3. A cet effet, le SIPPEREC a lancé un appel public à la concurrence, paru au Journal officiel de l'Union européenne le 23 juillet 2021 et au BOAMP le 22 juillet 2021 pour l'attribution, dans le cadre d'une procédure négociée, du lot n° 2 de la convention de délégation de service public. Trois sociétés se sont portées candidates, dont la société Altitude infrastructure Holding devenue la société ATH et la société Infra-Corp. Par courrier du 30 mars 2023, l'entité adjudicatrice a informé la société Altitude Infrastructure Holding que son offre était écartée pour irrégularité au motif qu'elle avait persisté à présenter une proposition de demande de subvention publique. Le lot n° 2 de la convention de délégation de service public a finalement été attribué à la société Infra-Corp. La société ATH anciennement dénommée Altitude Infrastructure Holding demande au tribunal l'annulation de cette concession, ou à défaut, sa résiliation.

Sur les conclusions de la requête :

4. Par un mémoire, enregistré le 4 septembre 2024, la société ATH déclare se désister purement et simplement de sa requête. Rien ne s'oppose à ce qu'il en soit donné acte.

Sur les frais de l'instance :

5. Il y a lieu de faire application des dispositions de l'article L. 761-1 du code de justice administrative et de mettre à la charge de la société ATH le versement au SIPPEREC d'une somme de 1 500 euros, au titre des frais exposés et non compris dans les dépens.

6. Il y a également lieu de mettre à la charge de la société ATH la somme de 1 500 euros à verser à la société Qotico Infrastructure IDF, venant aux droits de la société Infra-Corp, au titre de ce même frais.

D E C I D E :

Article 1er : Il est donné acte du désistement de la société ATH.

Article 2 : La société ATH versera une somme de 1 500 (mille cinq cents) euros au SIPPEREC au titre de l'article L. 761-1 du code de justice administrative.

Article 3 : La société ATH versera une somme de 1 500 (mille cinq cents) euros à la société Qotico Infrastructure IDF au titre de l'article L. 761-1 du code de justice administrative.
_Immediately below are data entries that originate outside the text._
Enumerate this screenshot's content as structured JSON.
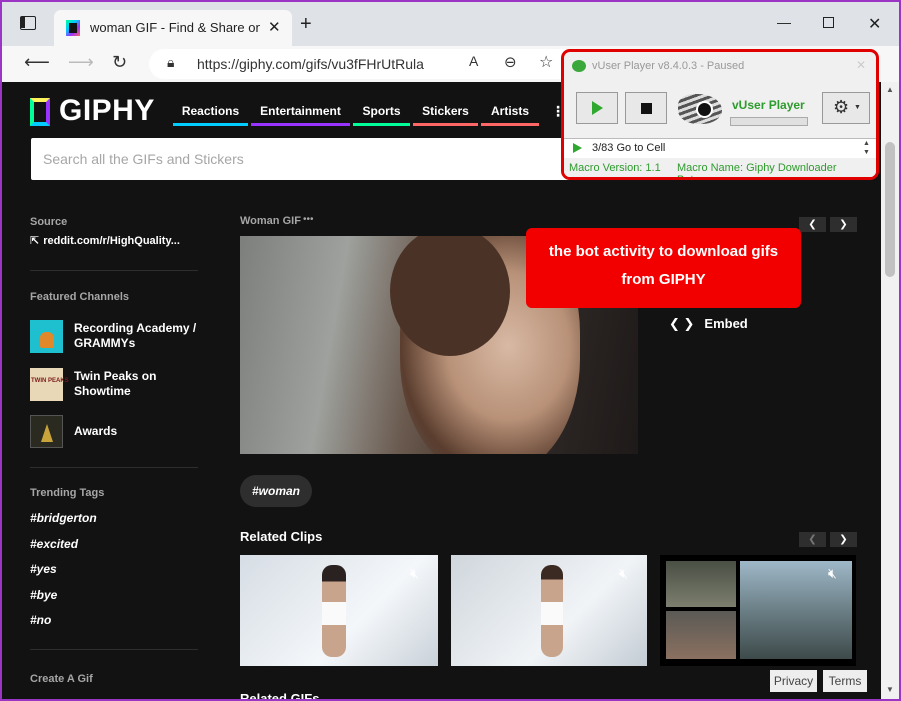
{
  "browser": {
    "tab_title": "woman GIF - Find & Share on GIPHY",
    "url": "https://giphy.com/gifs/vu3fFHrUtRula"
  },
  "giphy": {
    "logo": "GIPHY",
    "nav": [
      "Reactions",
      "Entertainment",
      "Sports",
      "Stickers",
      "Artists"
    ],
    "search_placeholder": "Search all the GIFs and Stickers",
    "source_heading": "Source",
    "source_link": "reddit.com/r/HighQuality...",
    "featured_heading": "Featured Channels",
    "channels": [
      {
        "label": "Recording Academy / GRAMMYs"
      },
      {
        "label": "Twin Peaks on Showtime",
        "thumb_text": "TWIN PEAKS"
      },
      {
        "label": "Awards"
      }
    ],
    "trending_heading": "Trending Tags",
    "tags": [
      "#bridgerton",
      "#excited",
      "#yes",
      "#bye",
      "#no"
    ],
    "create_gif": "Create A Gif",
    "gif_title": "Woman GIF",
    "gif_more": "•••",
    "embed_label": "Embed",
    "woman_tag": "#woman",
    "related_clips": "Related Clips",
    "related_gifs": "Related GIFs",
    "privacy": "Privacy",
    "terms": "Terms"
  },
  "callout": {
    "line1": "the bot activity to download gifs",
    "line2": "from GIPHY"
  },
  "player": {
    "title": "vUser Player v8.4.0.3 - Paused",
    "brand": "vUser Player",
    "status": "3/83 Go to Cell",
    "macro_version": "Macro Version: 1.1",
    "macro_name": "Macro Name: Giphy Downloader Bot.vum"
  },
  "colors": {
    "giphy_bg": "#121212",
    "callout": "#f20000",
    "player_border": "#e00000",
    "player_green": "#2e9b2e"
  }
}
Article 4 : Le présent jugement sera notifié à la société par action simplifiée ATH, au Syndicat intercommunal de la périphérie de Paris pour les énergies et les réseaux de communication (SIPPEREC) et à la société par action simplifiée Qotico Infrastructure IDF.

Délibéré après l'audience du 10 septembre 2024, à laquelle siégeaient :

M. Gracia, président,

Mme Merino, première conseillère,

Mme Renvoisé, première conseillère.

Rendu public par mise à disposition au greffe le 24 septembre 2024.

La rapporteure,

M. MERINO

Le président,

J-Ch. GRACIALa greffière,

C. YAHIAOUI

La République mande et ordonne à la ministre de la culture en ce qui la concerne ou à tous commissaires de justice à ce requis en ce qui concerne les voies de droit commun contre les parties privées, de pourvoir à l'exécution de la présente décision.